Hong Kong has the most skyscrapers in the world.
Hence, it attracts a lot of explorers from all over the world to reach the climax in Hong Kong.
For rooftoppers worldwide, conquering buildings and breaking the rules are the main spirit of this activity, but for rooftoppers in Hong Kong, it’s much more than just a death defying stunt.
Here’s some reasons why they do it:
- To redefine their limit
For many rooftoppers, it’s the feeling of empowerment and being on top of the world that the adventure brings. By conquering their own fear, capture stunning images of uninterrupted views and turning these rooftops as their own personal playgrounds, they push themselves beyond own limit.
- To recharge from hectic city life
To rooftoppers, everyday is ordinary life — everything is so structured and you have to follow orders. Hence, they want to get away from that.

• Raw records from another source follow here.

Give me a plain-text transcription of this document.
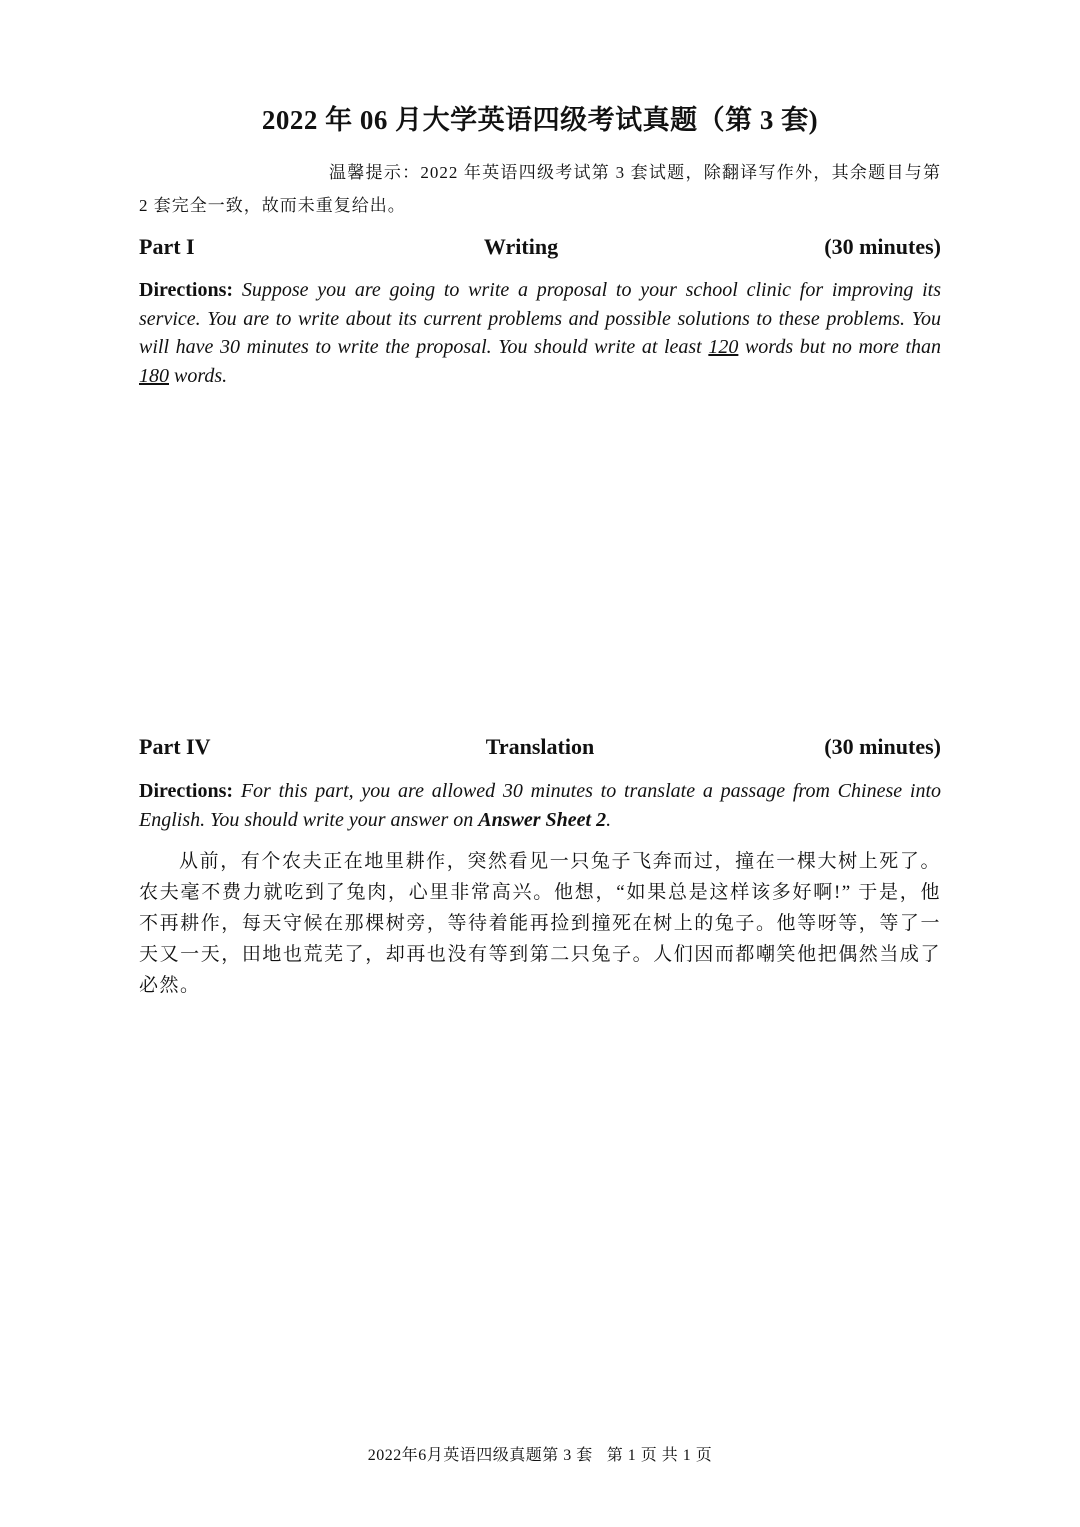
2022 年 06 月大学英语四级考试真题（第 3 套)
温馨提示：2022 年英语四级考试第 3 套试题，除翻译写作外，其余题目与第 2 套完全一致，故而未重复给出。
Part I	Writing	(30 minutes)
Directions: Suppose you are going to write a proposal to your school clinic for improving its service. You are to write about its current problems and possible solutions to these problems. You will have 30 minutes to write the proposal. You should write at least 120 words but no more than 180 words.
Part IV	Translation	(30 minutes)
Directions: For this part, you are allowed 30 minutes to translate a passage from Chinese into English. You should write your answer on Answer Sheet 2.
从前，有个农夫正在地里耕作，突然看见一只兔子飞奔而过，撞在一棵大树上死了。农夫毫不费力就吃到了兔肉，心里非常高兴。他想，“如果总是这样该多好啊!” 于是，他不再耕作，每天守候在那棵树旁，等待着能再捡到撞死在树上的兔子。他等呀等，等了一天又一天，田地也荒芜了，却再也没有等到第二只兔子。人们因而都嘲笑他把偶然当成了必然。
2022年6月英语四级真题第 3 套 第 1 页 共 1 页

“Rooftopping is like a getaway from city life to me — Hong Kong is such a fast-paced city with so much pressure and noise,” well known Hong Kong rooftopper Daniel Lau said. “When I’m on a rooftop, everything slows down, you don’t hear anything but wind, all the rush from the ground became like slow-motion.”
- To explore the city’s landscape
The world famous breathtaking skyline of the concrete jungle is a must-see for tourists.
But if you’ve lived here your whole life, you’d probably be bored of visting the same places at the exact same spots.
Rooftopping allows rooftoppers to appreciate Hong Kong from a whole new perspective and reconnect with the vibrant city which they consider as a home.
- To reclaim the urban space from big business
The cost of living and flat price in this dense vertical city of over seven million is among the highest in the world.
As a result, the majority of Hong Kong’s youth still live with their parents in their adulthood without adequate personal space.
Spaces hidden in the famous skyline thus becomes the only ones left to explore for free and sneaking onto rooftops has become a statement of reclaiming the city from big business.
“[The] Roof is for everyone. Pick a book, read on a crane, get some inspirations,” rooftopper William Cheng said.
5. Rooftopping for freedom and disobedience
The city’s young people are part of a generation who have grown up with the umbrella revolution, worsening economic prospects and increasing worries of eroding individual freedom.
Rooftoppers – like other youngsters- showcase their frustrations by celebrating disobedience.